Alexander City Bank v. Home Ins. Co. of New York

108 So. 369 | Ala. | 1926

The bill is in the nature of a bill of interpleader. It is not interpleader under the former statute (Marsh v. Mut. Life Ins. Co., 200 Ala. 438, 76 So. 370; Cloud v. Dean, 212 Ala. 305,102 So. 437), but a bill in the nature of a bill of interpleader under statutory and equitable principles of interpleader. The title and body of the codification of section 10390 of the Code of 1923 is "Action in the nature of interpleader," and is broad enough to extend the right and privilege of interpleader in equity to parties similarly situated to file such bill. The conflicting rights of garnishees, made parties to this bill, are not adequate, and their right to proceed in law is not exclusive. The office of an interpleading suit is not to protect a party against a double liability, but against double vexation in respect of one liability. Crawford v. Fisher, 1 Hare, 436; Johnson v. Blackmon, 201 Ala. 537, 78 So. 891; Hayward Clark v. McDonold et al., 192 F. 890, 113 C.C.A. 368.

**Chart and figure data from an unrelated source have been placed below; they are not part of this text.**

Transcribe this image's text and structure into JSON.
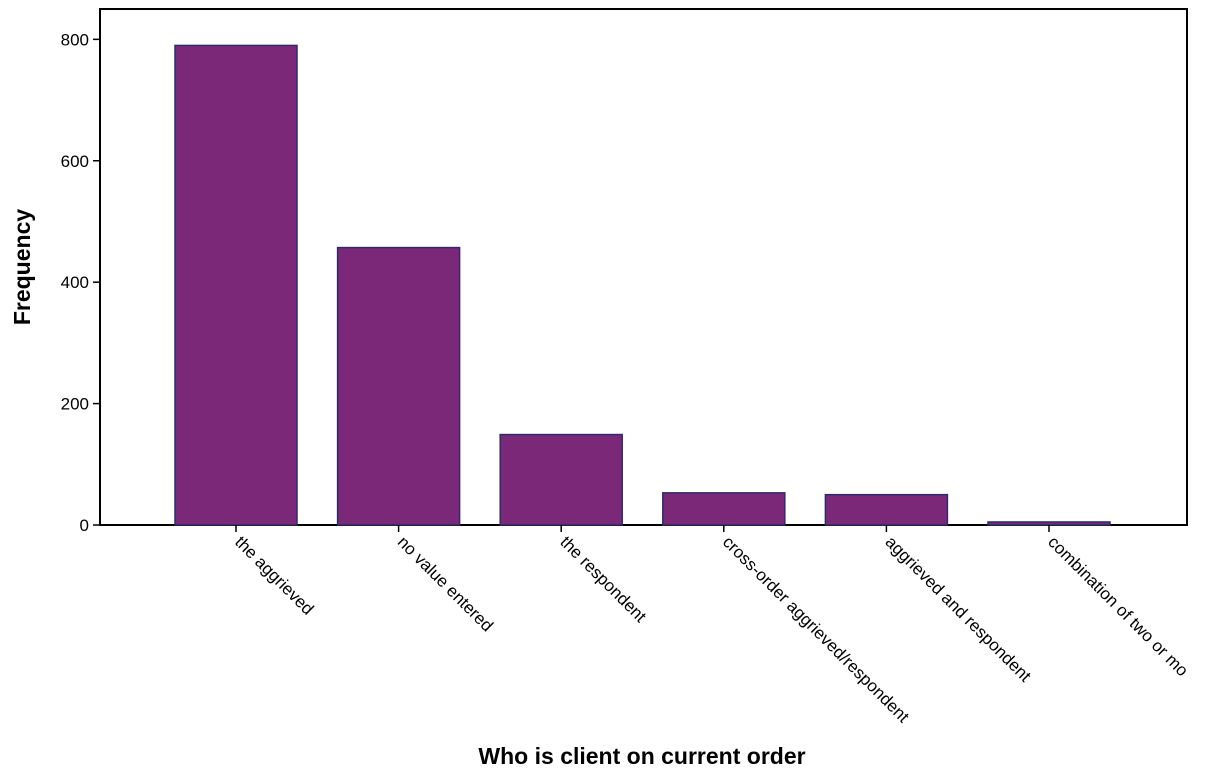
{
  "chart_data": {
    "type": "bar",
    "title": "",
    "xlabel": "Who is client on current order",
    "ylabel": "Frequency",
    "categories": [
      "the aggrieved",
      "no value entered",
      "the respondent",
      "cross-order aggrieved/respondent",
      "aggrieved and respondent",
      "combination of two or mo"
    ],
    "values": [
      790,
      457,
      149,
      53,
      50,
      5
    ],
    "ylim": [
      0,
      850
    ],
    "yticks": [
      0,
      200,
      400,
      600,
      800
    ],
    "grid": false,
    "legend": "none",
    "colors": {
      "bar_fill": "#7b2878",
      "bar_stroke": "#2f2b6b",
      "axis": "#000000"
    }
  }
}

The remedy under the proceeding here is more adequate and effective to accomplish the full release of the garnishee and the adjustment of the respective claims between the numerous garnishing creditors to the fund in question. Complainant brings the fund into court, admits its liability, and asks that it be relieved of the vexatious and harassing necessity of adjusting the various and conflicting claims of the garnishing creditors against it and the fund in question. Each plaintiff in garnishment would have the right to contest the answer of the garnishee, thereby involving the garnishee in numerous controversies, which can be settled in this single proceeding, and certainly the rights of the plaintiffs in garnishment are not affected or prejudiced by such proceeding.

The right of the holder of the fund claimed by several creditors is not to be confused with that of the garnishee, the subject of the contest of the answer in Birmingham Nat. Bank v. Mayer, 104 Ala. 634, 16 So. 520, before the recent statute to which we have adverted. The priority of lien, if such there be, to the funds or moneys may be maintained *545 and protected on final hearing in a court of equity; and if there is no priority and the fund is insufficient, the same will be pro rated among those defendants entitled to that fund.

There is no error in the ruling of the trial court, and the decree is affirmed.

Affirmed.

ANDERSON, C. J., and SOMERVILLE and BOULDIN, JJ., concur.